Я прочитал о пожаре. Согласно договору, Вы обязаны или уплатить гонорар, или перепечатать поврежденное издание.
Так как Вы, наверное, предпочтете пустить печатный станок в ход скорее для «Мадонны спальных вагонов», чем для действительно ценной литературы, то прошу Вас приготовить мне мой гонорар.
Фердинанд Портальс.
Комиссар ударил одним своим кулаком по другому.
— Весь осмотр был, собственно говоря, излишним. Где он живет? Дайте мне его адрес — поскорее!
Тяжело дыша, как такса на состязаниях с двумя большими догами, доктор Циммертюр быстро пошел по пятам представителей правосудия и страхового общества.
Певец «Золота и огня» жил на Амстельстрат — совершенно верно, но его не было дома. Его никогда не бывает дома? О, нет, очень часто, но как раз сейчас его нет. В последний раз его видели вчера вечером часов в девять, но потом он удовлетворял свои какие-то другие желания — это слышали живущие в нижней квартире, а следовательно, он ночью заходил домой. Никто не обратил внимания ни на то, когда он вышел из дома снова, ни на то, куда он пошел, но можно было заполнить пробелы гипотезами, как это принято в каждой науке. Где он обычно ел? Ел ли он вообще? Вероятно, ел, но жильцам дома было так же трудно застать его за этим занятием, как увидеть живого белого единорога. Зато выпить он, без сомнения, любил, и все соседние кабачки пользовались его симпатией, но там вряд ли можно было узнать какие-либо подробности о его привычках, и во всяком случае, похвал там ему не расточалось.

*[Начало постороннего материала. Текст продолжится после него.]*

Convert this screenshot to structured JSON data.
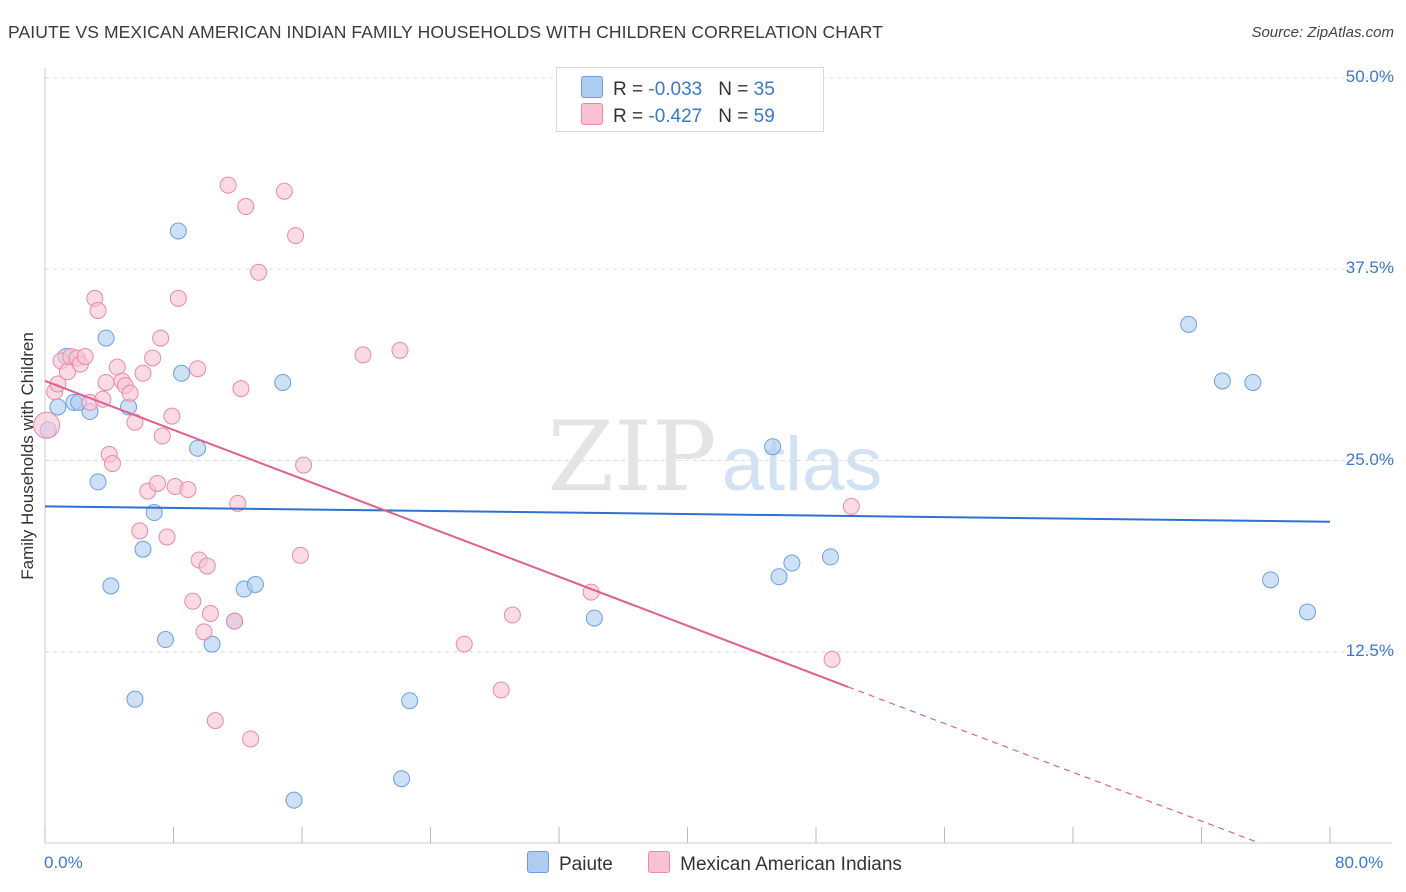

Выйдя на улицу с такими сведениями, три разведчика расстались. Поверенный страхового общества передал дело в руки комиссара Хроота и отправился домой; комиссар пошел обследовать по очереди кабаки, которые ему указали, а доктор Циммертюр повернул к погребку Белдемакера.
— Это дело перестало интересовать вас?
— Вовсе нет, милый Хроот, но я составил уже себе теорию.
— И потому вы считаете дальнейшее расследование излишним?
— Да.
— Что же это за теория?
— Могу сейчас же рассказать вам ее. Вы читали письма Ибсена?